Arthritis patients started those studies with an average depression score of 3, far below the threshold of 10 used for a depression diagnosis.
"The relationship between depressive symptoms and chronic pain is complex, and important," David A. Walsh, director of the Arthritis Research UK Pain Centre in Nottingham, said.
Survey responses which are used to diagnose depression can sometimes be explained by physical pain, which makes results difficult to interpret, he said.
Trouble falling or staying asleep or trouble concentrating, for example, can be symptoms of either depression or distracting pain.
Though the researchers tried to take that into account, it's difficult to completely untangle the effects of pain on mood, Walsh told Reuters Health in an email. So the apparent influence of NSAIDs on depression may have just been due to a lessening of osteoarthritis pain, he said.

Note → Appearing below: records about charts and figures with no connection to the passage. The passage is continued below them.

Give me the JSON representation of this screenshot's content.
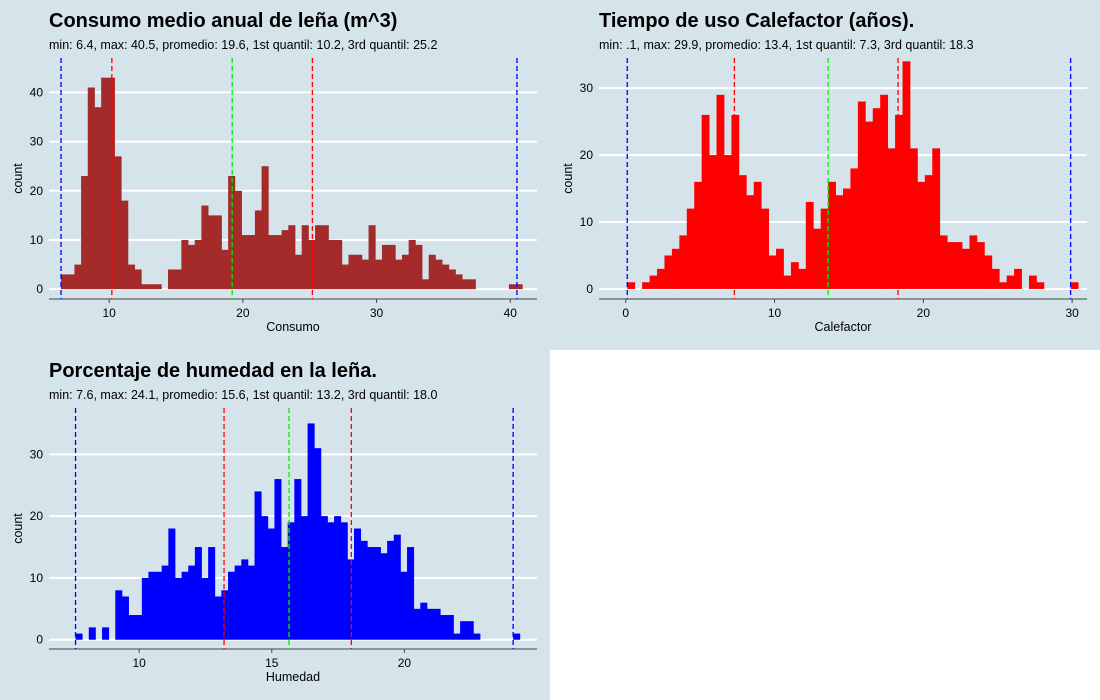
{
  "colors": {
    "panel_bg": "#d5e4eb",
    "grid": "#ffffff",
    "median_line": "#00ee00",
    "quartile_line": "#ff0000",
    "minmax_line": "#0000ff"
  },
  "chart_data": [
    {
      "type": "bar",
      "title": "Consumo medio anual de leña (m^3)",
      "subtitle": "min: 6.4, max: 40.5, promedio: 19.6, 1st quantil: 10.2, 3rd quantil: 25.2",
      "xlabel": "Consumo",
      "ylabel": "count",
      "bar_color": "#a52a2a",
      "xlim": [
        5.5,
        42.0
      ],
      "ylim": [
        -2,
        47
      ],
      "xticks": [
        10,
        20,
        30,
        40
      ],
      "yticks": [
        0,
        10,
        20,
        30,
        40
      ],
      "vlines": {
        "min": 6.4,
        "q1": 10.2,
        "median": 19.2,
        "q3": 25.2,
        "max": 40.5
      },
      "binwidth": 0.5,
      "bins": [
        [
          6.4,
          3
        ],
        [
          6.9,
          3
        ],
        [
          7.4,
          5
        ],
        [
          7.9,
          23
        ],
        [
          8.4,
          41
        ],
        [
          8.9,
          37
        ],
        [
          9.4,
          43
        ],
        [
          9.9,
          43
        ],
        [
          10.4,
          27
        ],
        [
          10.9,
          18
        ],
        [
          11.4,
          5
        ],
        [
          11.9,
          4
        ],
        [
          12.4,
          1
        ],
        [
          12.9,
          1
        ],
        [
          13.4,
          1
        ],
        [
          14.4,
          4
        ],
        [
          14.9,
          4
        ],
        [
          15.4,
          10
        ],
        [
          15.9,
          9
        ],
        [
          16.4,
          10
        ],
        [
          16.9,
          17
        ],
        [
          17.4,
          15
        ],
        [
          17.9,
          15
        ],
        [
          18.4,
          8
        ],
        [
          18.9,
          23
        ],
        [
          19.4,
          20
        ],
        [
          19.9,
          11
        ],
        [
          20.4,
          11
        ],
        [
          20.9,
          16
        ],
        [
          21.4,
          25
        ],
        [
          21.9,
          11
        ],
        [
          22.4,
          11
        ],
        [
          22.9,
          12
        ],
        [
          23.4,
          13
        ],
        [
          23.9,
          7
        ],
        [
          24.4,
          13
        ],
        [
          24.9,
          10
        ],
        [
          25.4,
          13
        ],
        [
          25.9,
          13
        ],
        [
          26.4,
          10
        ],
        [
          26.9,
          10
        ],
        [
          27.4,
          5
        ],
        [
          27.9,
          7
        ],
        [
          28.4,
          7
        ],
        [
          28.9,
          6
        ],
        [
          29.4,
          13
        ],
        [
          29.9,
          6
        ],
        [
          30.4,
          9
        ],
        [
          30.9,
          9
        ],
        [
          31.4,
          6
        ],
        [
          31.9,
          7
        ],
        [
          32.4,
          10
        ],
        [
          32.9,
          9
        ],
        [
          33.4,
          2
        ],
        [
          33.9,
          7
        ],
        [
          34.4,
          6
        ],
        [
          34.9,
          5
        ],
        [
          35.4,
          4
        ],
        [
          35.9,
          3
        ],
        [
          36.4,
          2
        ],
        [
          36.9,
          2
        ],
        [
          39.9,
          1
        ],
        [
          40.4,
          1
        ]
      ]
    },
    {
      "type": "bar",
      "title": "Tiempo de uso Calefactor (años).",
      "subtitle": "min: .1, max: 29.9, promedio: 13.4, 1st quantil: 7.3, 3rd quantil: 18.3",
      "xlabel": "Calefactor",
      "ylabel": "count",
      "bar_color": "#ff0000",
      "xlim": [
        -1.8,
        31.0
      ],
      "ylim": [
        -1.5,
        34.5
      ],
      "xticks": [
        0,
        10,
        20,
        30
      ],
      "yticks": [
        0,
        10,
        20,
        30
      ],
      "vlines": {
        "min": 0.1,
        "q1": 7.3,
        "median": 13.6,
        "q3": 18.3,
        "max": 29.9
      },
      "binwidth": 0.5,
      "bins": [
        [
          0.1,
          1
        ],
        [
          0.6,
          0
        ],
        [
          1.1,
          1
        ],
        [
          1.6,
          2
        ],
        [
          2.1,
          3
        ],
        [
          2.6,
          5
        ],
        [
          3.1,
          6
        ],
        [
          3.6,
          8
        ],
        [
          4.1,
          12
        ],
        [
          4.6,
          16
        ],
        [
          5.1,
          26
        ],
        [
          5.6,
          20
        ],
        [
          6.1,
          29
        ],
        [
          6.6,
          20
        ],
        [
          7.1,
          26
        ],
        [
          7.6,
          17
        ],
        [
          8.1,
          14
        ],
        [
          8.6,
          16
        ],
        [
          9.1,
          12
        ],
        [
          9.6,
          5
        ],
        [
          10.1,
          6
        ],
        [
          10.6,
          2
        ],
        [
          11.1,
          4
        ],
        [
          11.6,
          3
        ],
        [
          12.1,
          13
        ],
        [
          12.6,
          9
        ],
        [
          13.1,
          12
        ],
        [
          13.6,
          16
        ],
        [
          14.1,
          14
        ],
        [
          14.6,
          15
        ],
        [
          15.1,
          18
        ],
        [
          15.6,
          28
        ],
        [
          16.1,
          25
        ],
        [
          16.6,
          27
        ],
        [
          17.1,
          29
        ],
        [
          17.6,
          21
        ],
        [
          18.1,
          26
        ],
        [
          18.6,
          34
        ],
        [
          19.1,
          21
        ],
        [
          19.6,
          16
        ],
        [
          20.1,
          17
        ],
        [
          20.6,
          21
        ],
        [
          21.1,
          8
        ],
        [
          21.6,
          7
        ],
        [
          22.1,
          7
        ],
        [
          22.6,
          6
        ],
        [
          23.1,
          8
        ],
        [
          23.6,
          7
        ],
        [
          24.1,
          5
        ],
        [
          24.6,
          3
        ],
        [
          25.1,
          1
        ],
        [
          25.6,
          2
        ],
        [
          26.1,
          3
        ],
        [
          26.6,
          0
        ],
        [
          27.1,
          2
        ],
        [
          27.6,
          1
        ],
        [
          29.9,
          1
        ]
      ]
    },
    {
      "type": "bar",
      "title": "Porcentaje de humedad en la leña.",
      "subtitle": "min: 7.6, max: 24.1, promedio: 15.6, 1st quantil: 13.2, 3rd quantil: 18.0",
      "xlabel": "Humedad",
      "ylabel": "count",
      "bar_color": "#0000ff",
      "xlim": [
        6.6,
        25.0
      ],
      "ylim": [
        -1.5,
        37.5
      ],
      "xticks": [
        10,
        15,
        20
      ],
      "yticks": [
        0,
        10,
        20,
        30
      ],
      "vlines": {
        "min": 7.6,
        "q1": 13.2,
        "median": 15.65,
        "q3": 18.0,
        "max": 24.1
      },
      "binwidth": 0.25,
      "bins": [
        [
          7.6,
          1
        ],
        [
          8.1,
          2
        ],
        [
          8.6,
          2
        ],
        [
          9.1,
          8
        ],
        [
          9.35,
          7
        ],
        [
          9.6,
          4
        ],
        [
          9.85,
          4
        ],
        [
          10.1,
          10
        ],
        [
          10.35,
          11
        ],
        [
          10.6,
          11
        ],
        [
          10.85,
          12
        ],
        [
          11.1,
          18
        ],
        [
          11.35,
          10
        ],
        [
          11.6,
          11
        ],
        [
          11.85,
          12
        ],
        [
          12.1,
          15
        ],
        [
          12.35,
          10
        ],
        [
          12.6,
          15
        ],
        [
          12.85,
          7
        ],
        [
          13.1,
          8
        ],
        [
          13.35,
          11
        ],
        [
          13.6,
          12
        ],
        [
          13.85,
          13
        ],
        [
          14.1,
          12
        ],
        [
          14.35,
          24
        ],
        [
          14.6,
          20
        ],
        [
          14.85,
          18
        ],
        [
          15.1,
          26
        ],
        [
          15.35,
          15
        ],
        [
          15.6,
          19
        ],
        [
          15.85,
          26
        ],
        [
          16.1,
          20
        ],
        [
          16.35,
          35
        ],
        [
          16.6,
          31
        ],
        [
          16.85,
          20
        ],
        [
          17.1,
          19
        ],
        [
          17.35,
          20
        ],
        [
          17.6,
          19
        ],
        [
          17.85,
          13
        ],
        [
          18.1,
          18
        ],
        [
          18.35,
          16
        ],
        [
          18.6,
          15
        ],
        [
          18.85,
          15
        ],
        [
          19.1,
          14
        ],
        [
          19.35,
          16
        ],
        [
          19.6,
          17
        ],
        [
          19.85,
          11
        ],
        [
          20.1,
          15
        ],
        [
          20.35,
          5
        ],
        [
          20.6,
          6
        ],
        [
          20.85,
          5
        ],
        [
          21.1,
          5
        ],
        [
          21.35,
          4
        ],
        [
          21.6,
          4
        ],
        [
          21.85,
          1
        ],
        [
          22.1,
          3
        ],
        [
          22.35,
          3
        ],
        [
          22.6,
          1
        ],
        [
          24.1,
          1
        ]
      ]
    }
  ]
}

The study does provide some evidence that at least one form of pain medication may help reduce depression among people with osteoarthritis, Walsh said. It also "raises an interesting mechanistic question as to whether NSAIDs may have direct effects on mood, independent of their analgesic activity."
But based on these results, depressed people with osteoarthritis shouldn't be selectively given NSAIDs in hopes of easing their depression just yet, he said.
Doctors should follow existing guidelines when recommending or prescribing NSAIDs for arthritis pain, researchers said.
Farkouh said future studies should look at the connection between NSAIDs and depression, as that could help researchers learn whether inflammation plays a role in the disease.
Although the average changes in depression symptoms seen in his study would not be enough for patients to notice in their everyday lives, they may be for some people, Farkouh said. "That's why we need more work to figure this out."